Stavolta l’urlo è troppo forte da sopportare e per un minuto perdo conoscenza, ma faccio in tempo a vedere che la mia Musa, il terrore dei miei giorni, è a tal punto in preda al panico da fuggire di corsa dalla stanza, inseguita da cinque donne troiane col pugnale snudato, dimenticando che le basterebbe telequantarsi.

Mi riprendo qualche secondo dopo, perché Achille mi scuote.

«Sono fuggiti» ringhia. «Quei vigliacchi mangiamerda sono fuggiti sull’Olimpo. Portaci lassù, Hockenberry. Mi alza con una sola mano, afferrandomi per la cinghia che mi tiene a posto la corazza, poi mi scuote a braccio teso e mi mette sotto il mento la punta della spada sporca di sangue divino. «Subito!» ringhia.

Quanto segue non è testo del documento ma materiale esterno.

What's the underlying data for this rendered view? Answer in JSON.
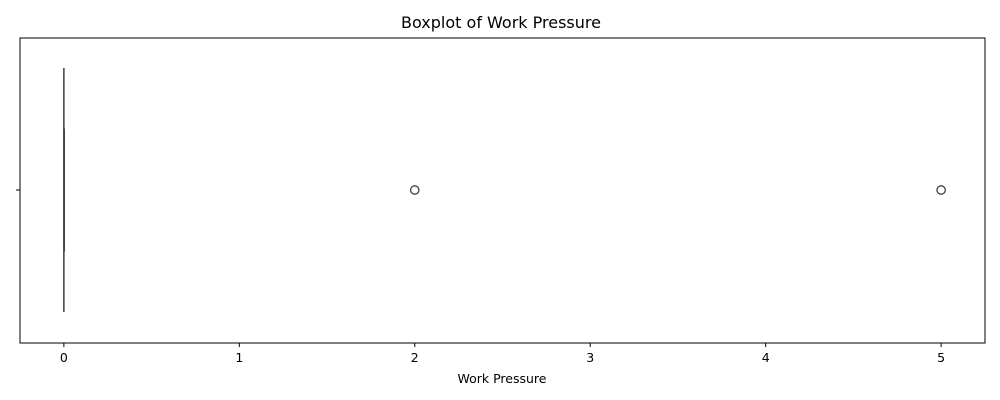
{
  "chart_data": {
    "type": "boxplot",
    "title": "Boxplot of Work Pressure",
    "xlabel": "Work Pressure",
    "ylabel": "",
    "xlim": [
      -0.25,
      5.25
    ],
    "xticks": [
      0,
      1,
      2,
      3,
      4,
      5
    ],
    "xtick_labels": [
      "0",
      "1",
      "2",
      "3",
      "4",
      "5"
    ],
    "grid": false,
    "box": {
      "q1": 0,
      "median": 0,
      "q3": 0,
      "whisker_low": 0,
      "whisker_high": 0
    },
    "outliers": [
      2,
      5
    ],
    "colors": {
      "box_line": "#3f3f3f",
      "outlier_edge": "#3f3f3f",
      "axis": "#000000"
    }
  }
}
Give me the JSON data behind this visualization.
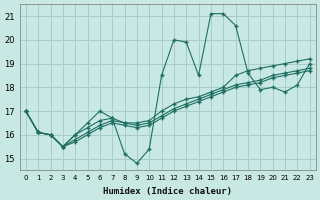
{
  "xlabel": "Humidex (Indice chaleur)",
  "xlim": [
    -0.5,
    23.5
  ],
  "ylim": [
    14.5,
    21.5
  ],
  "xticks": [
    0,
    1,
    2,
    3,
    4,
    5,
    6,
    7,
    8,
    9,
    10,
    11,
    12,
    13,
    14,
    15,
    16,
    17,
    18,
    19,
    20,
    21,
    22,
    23
  ],
  "yticks": [
    15,
    16,
    17,
    18,
    19,
    20,
    21
  ],
  "bg_color": "#c8e8e4",
  "grid_color": "#a8cccc",
  "line_color": "#1e6e62",
  "lines": [
    {
      "x": [
        0,
        1,
        2,
        3,
        4,
        5,
        6,
        7,
        8,
        9,
        10,
        11,
        12,
        13,
        14,
        15,
        16,
        17,
        18,
        19,
        20,
        21,
        22,
        23
      ],
      "y": [
        17.0,
        16.1,
        16.0,
        15.5,
        16.0,
        16.5,
        17.0,
        16.7,
        15.2,
        14.8,
        15.4,
        18.5,
        20.0,
        19.9,
        18.5,
        21.1,
        21.1,
        20.6,
        18.6,
        17.9,
        18.0,
        17.8,
        18.1,
        19.0
      ]
    },
    {
      "x": [
        0,
        1,
        2,
        3,
        4,
        5,
        6,
        7,
        8,
        9,
        10,
        11,
        12,
        13,
        14,
        15,
        16,
        17,
        18,
        19,
        20,
        21,
        22,
        23
      ],
      "y": [
        17.0,
        16.1,
        16.0,
        15.5,
        16.0,
        16.3,
        16.6,
        16.7,
        16.5,
        16.5,
        16.6,
        17.0,
        17.3,
        17.5,
        17.6,
        17.8,
        18.0,
        18.5,
        18.7,
        18.8,
        18.9,
        19.0,
        19.1,
        19.2
      ]
    },
    {
      "x": [
        0,
        1,
        2,
        3,
        4,
        5,
        6,
        7,
        8,
        9,
        10,
        11,
        12,
        13,
        14,
        15,
        16,
        17,
        18,
        19,
        20,
        21,
        22,
        23
      ],
      "y": [
        17.0,
        16.1,
        16.0,
        15.5,
        15.8,
        16.1,
        16.4,
        16.6,
        16.5,
        16.4,
        16.5,
        16.8,
        17.1,
        17.3,
        17.5,
        17.7,
        17.9,
        18.1,
        18.2,
        18.3,
        18.5,
        18.6,
        18.7,
        18.8
      ]
    },
    {
      "x": [
        0,
        1,
        2,
        3,
        4,
        5,
        6,
        7,
        8,
        9,
        10,
        11,
        12,
        13,
        14,
        15,
        16,
        17,
        18,
        19,
        20,
        21,
        22,
        23
      ],
      "y": [
        17.0,
        16.1,
        16.0,
        15.5,
        15.7,
        16.0,
        16.3,
        16.5,
        16.4,
        16.3,
        16.4,
        16.7,
        17.0,
        17.2,
        17.4,
        17.6,
        17.8,
        18.0,
        18.1,
        18.2,
        18.4,
        18.5,
        18.6,
        18.7
      ]
    }
  ]
}
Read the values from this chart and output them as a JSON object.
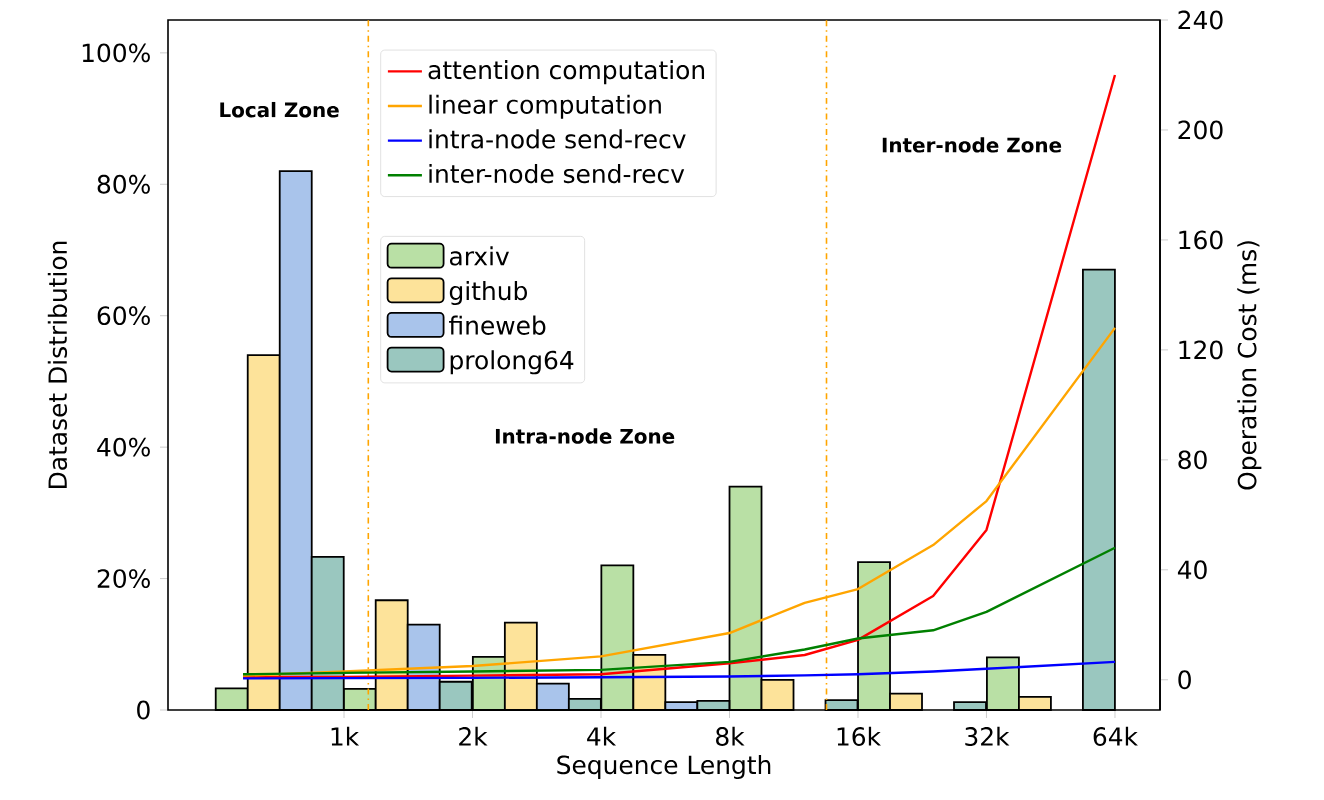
{
  "chart_data": {
    "type": "bar",
    "xlabel": "Sequence Length",
    "ylabel": "Dataset Distribution",
    "y2label": "Operation Cost (ms)",
    "log": "x",
    "xlim": [
      0.387,
      81.6
    ],
    "xticks": [
      {
        "value": 1,
        "label": "1k"
      },
      {
        "value": 2,
        "label": "2k"
      },
      {
        "value": 4,
        "label": "4k"
      },
      {
        "value": 8,
        "label": "8k"
      },
      {
        "value": 16,
        "label": "16k"
      },
      {
        "value": 32,
        "label": "32k"
      },
      {
        "value": 64,
        "label": "64k"
      }
    ],
    "ylim": [
      0,
      105
    ],
    "yticks": [
      0,
      {
        "value": 20,
        "label": "20%"
      },
      {
        "value": 40,
        "label": "40%"
      },
      {
        "value": 60,
        "label": "60%"
      },
      {
        "value": 80,
        "label": "80%"
      },
      {
        "value": 100,
        "label": "100%"
      }
    ],
    "y2lim": [
      -11,
      240
    ],
    "y2ticks": [
      0,
      40,
      80,
      120,
      160,
      200,
      240
    ],
    "legend": "top",
    "series": [
      {
        "name": "attention computation",
        "type": "line",
        "axis": "y2",
        "color": "#ff0000",
        "x": [
          0.58,
          1,
          2,
          4,
          8,
          12,
          16,
          24,
          32,
          64
        ],
        "values": [
          1,
          1,
          1.5,
          2,
          6,
          9,
          14.5,
          30.5,
          54.5,
          220
        ]
      },
      {
        "name": "linear computation",
        "type": "line",
        "axis": "y2",
        "color": "#ffa500",
        "x": [
          0.58,
          1,
          2,
          4,
          8,
          12,
          16,
          24,
          32,
          64
        ],
        "values": [
          1.5,
          3,
          5,
          8.5,
          17,
          28,
          33,
          49,
          65,
          128
        ]
      },
      {
        "name": "intra-node send-recv",
        "type": "line",
        "axis": "y2",
        "color": "#0000ff",
        "x": [
          0.58,
          1,
          2,
          4,
          8,
          12,
          16,
          24,
          32,
          64
        ],
        "values": [
          0.5,
          0.6,
          0.7,
          0.9,
          1.2,
          1.6,
          2,
          3,
          4,
          6.5
        ]
      },
      {
        "name": "inter-node send-recv",
        "type": "line",
        "axis": "y2",
        "color": "#008000",
        "x": [
          0.58,
          1,
          2,
          4,
          8,
          12,
          16,
          24,
          32,
          64
        ],
        "values": [
          2,
          2.5,
          3,
          3.6,
          6.5,
          11,
          15,
          18,
          24.7,
          48
        ]
      },
      {
        "name": "arxiv",
        "color": "#b9e0a5",
        "x": [
          0.707,
          1.41,
          2.83,
          5.66,
          11.3,
          22.6,
          45.3
        ],
        "values": [
          3.3,
          3.2,
          8.1,
          22,
          34,
          22.5,
          8
        ]
      },
      {
        "name": "github",
        "color": "#fde39a",
        "x": [
          0.707,
          1.41,
          2.83,
          5.66,
          11.3,
          22.6,
          45.3
        ],
        "values": [
          54,
          16.7,
          13.3,
          8.4,
          4.6,
          2.5,
          2
        ]
      },
      {
        "name": "fineweb",
        "color": "#a9c4eb",
        "x": [
          0.707,
          1.41,
          2.83,
          5.66
        ],
        "values": [
          82,
          13,
          4,
          1.2
        ]
      },
      {
        "name": "prolong64",
        "color": "#9ac7bf",
        "x": [
          0.707,
          1.41,
          2.83,
          5.66,
          11.3,
          22.6,
          45.3
        ],
        "values": [
          23.3,
          4.3,
          1.7,
          1.4,
          1.5,
          1.2,
          67
        ]
      }
    ],
    "ref_lines": [
      {
        "axis": "x",
        "value": 1.14,
        "color": "#ffa500",
        "line_style": "dashdot"
      },
      {
        "axis": "x",
        "value": 13.5,
        "color": "#ffa500",
        "line_style": "dashdot"
      }
    ],
    "annotations": [
      "Local Zone",
      "Intra-node Zone",
      "Inter-node Zone"
    ]
  }
}
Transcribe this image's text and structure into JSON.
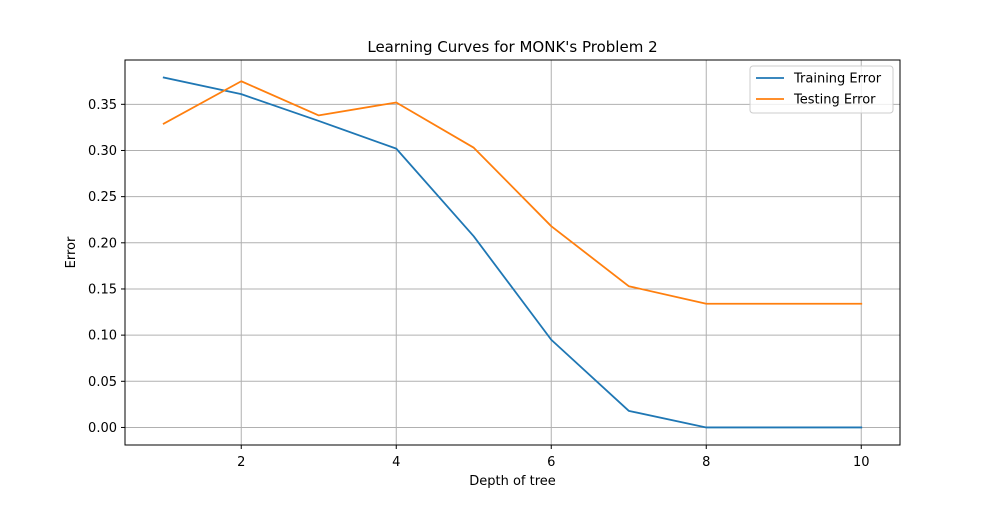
{
  "chart_data": {
    "type": "line",
    "title": "Learning Curves for MONK's Problem 2",
    "xlabel": "Depth of tree",
    "ylabel": "Error",
    "x": [
      1,
      2,
      3,
      4,
      5,
      6,
      7,
      8,
      9,
      10
    ],
    "xlim": [
      0.5,
      10.5
    ],
    "ylim": [
      -0.019,
      0.398
    ],
    "xticks": [
      2,
      4,
      6,
      8,
      10
    ],
    "xtick_labels": [
      "2",
      "4",
      "6",
      "8",
      "10"
    ],
    "yticks": [
      0.0,
      0.05,
      0.1,
      0.15,
      0.2,
      0.25,
      0.3,
      0.35
    ],
    "ytick_labels": [
      "0.00",
      "0.05",
      "0.10",
      "0.15",
      "0.20",
      "0.25",
      "0.30",
      "0.35"
    ],
    "grid": true,
    "legend_position": "top-right",
    "series": [
      {
        "name": "Training Error",
        "color": "#1f77b4",
        "values": [
          0.379,
          0.361,
          0.332,
          0.302,
          0.207,
          0.095,
          0.018,
          0.0,
          0.0,
          0.0
        ]
      },
      {
        "name": "Testing Error",
        "color": "#ff7f0e",
        "values": [
          0.329,
          0.375,
          0.338,
          0.352,
          0.303,
          0.218,
          0.153,
          0.134,
          0.134,
          0.134
        ]
      }
    ]
  }
}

So che opporre resistenza significherebbe morire (Achille ha occhi da folle, pupille contratte come due nere capocchie di spillo) ma in quel momento Ettore gli prende il braccio e lo spinge in basso, finché con i piedi non tocco di nuovo il pavimento. Achille mi lascia e si gira verso l’alleato — almeno per il momento — troiano e per un istante sono sicuro che il Fato si riaffermerà, che il piè veloce Achille ucciderà Ettore qui e subito.